The first posters appeared in France in the early 1890s during the age called the Belle Époque (the Beautiful Era) which lasted until 1914 with the start of the First World War. In 1891, Toulouse-Lautrec’s first poster, Moulin Rouge, elevated the status of the poster to fine art. Britain held its first poster exhibition in 1894 following the craze for Art Nouveau art in Paris that same year. In each country, the poster came to celebrate different cultural institutions. In France, the cult of the café; in Britain, literary journals and the circus; and in Italy, the opera and fashion. The First World War saw the poster used for propaganda, for recruiting soldiers, for raising money and for boosting production. In the machine age of the 1920s, and the emergence of Art Deco, the themes of posters were style, power and speed.

The 30s and 40s were the golden age of the travel poster.
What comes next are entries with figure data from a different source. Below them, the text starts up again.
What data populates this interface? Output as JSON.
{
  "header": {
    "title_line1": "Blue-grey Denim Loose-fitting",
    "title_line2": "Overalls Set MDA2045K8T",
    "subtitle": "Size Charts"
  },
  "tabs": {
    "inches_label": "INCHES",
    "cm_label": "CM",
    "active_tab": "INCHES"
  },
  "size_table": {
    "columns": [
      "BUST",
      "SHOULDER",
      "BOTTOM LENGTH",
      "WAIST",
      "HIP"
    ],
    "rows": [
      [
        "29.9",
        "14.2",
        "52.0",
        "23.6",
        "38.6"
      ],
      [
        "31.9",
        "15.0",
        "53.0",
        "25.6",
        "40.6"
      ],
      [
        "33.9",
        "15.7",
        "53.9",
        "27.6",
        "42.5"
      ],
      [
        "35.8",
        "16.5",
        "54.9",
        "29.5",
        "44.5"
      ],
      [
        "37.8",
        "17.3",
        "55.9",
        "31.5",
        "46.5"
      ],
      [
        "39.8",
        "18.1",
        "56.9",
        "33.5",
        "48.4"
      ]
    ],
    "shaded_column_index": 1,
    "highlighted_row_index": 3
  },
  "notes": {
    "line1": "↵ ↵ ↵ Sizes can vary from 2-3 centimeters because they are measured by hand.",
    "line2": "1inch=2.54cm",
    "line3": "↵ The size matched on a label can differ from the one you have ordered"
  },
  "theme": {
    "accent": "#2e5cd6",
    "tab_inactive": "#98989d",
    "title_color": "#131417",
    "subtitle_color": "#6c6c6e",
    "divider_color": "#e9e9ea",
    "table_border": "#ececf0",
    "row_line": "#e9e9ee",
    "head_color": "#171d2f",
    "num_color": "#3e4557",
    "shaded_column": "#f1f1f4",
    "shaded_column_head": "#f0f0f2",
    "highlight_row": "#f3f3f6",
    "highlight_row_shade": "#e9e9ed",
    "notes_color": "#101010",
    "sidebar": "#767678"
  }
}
Today, overseas travel posters like those below are evocative reminders of the past, even if most people then didn’t have the money to experience the spirit of adventure and luxury that was often portrayed.


 

Domestic travel posters, particularly by train, portrayed affordable travel to the countryside or seaside, to historic towns or city outskirts.

 

 

 

 

 

 

Posters were everywhere during the Second World War. They served a very different purpose, encouraging determination, thrift, courage, stoicism, and the like.

 

 

 

 

 

 

The posters that we now see on billboards are dominated by product advertising, though film and musical posters are still very common. Vintage posters however are now appreciated as works of illustration and art in their own right, and sell for huge sums at auctions. What better way to brighten up a room or house, without having to spend too much, by sticking up a print of a poster on an empty wall. But what was in the mind of whoever put up the posters in the picture below?

 

This picture was in a recent newspaper article about the Royal Mint’s launch of an online shop for buying gold and silver coins. This is the gold vault of the Bank of England. To the far right of the room, you can see a P&O Cruises poster (it’s from the 1950s and is by the artist John Gilroy), and it is the same as the one shown 1st from the left in the top row of posters. You should also be able to make out the Wings for Victory poster at the end of the bullion room on the left, which is shown 3rd from the left above.

This black and white Wings for Victory Week poster was the forerunner of the full colour Wings for Victory poster that was published post-war.

During the Second World War, national saving schemes were extended to support the war effort. A War Savings campaign was initiated by the War Office in 1939 and savers could purchase certificates and bonds. Local collections were organised to raise money for aeroplanes, tanks, and other much needed items for the war. Over the course of the war, there was a Spitfire Week, a Tanks for Attack Week, a Warship Week, and a War Weapons Week. From the 1st to 8th May 1943, there was a Wings for Victory Week. When a town, village, or district successfully reached their savings target, commemorative plaques were awarded by the Air Ministry to recognise their achievement. These plaques, made in a type of ivory coloured plastic/bakelite, can still be seen in a few town halls around the country.

I wonder if whoever put up the posters in the Bank of England gold vault knew that one of them had its origins in a wartime savings scheme?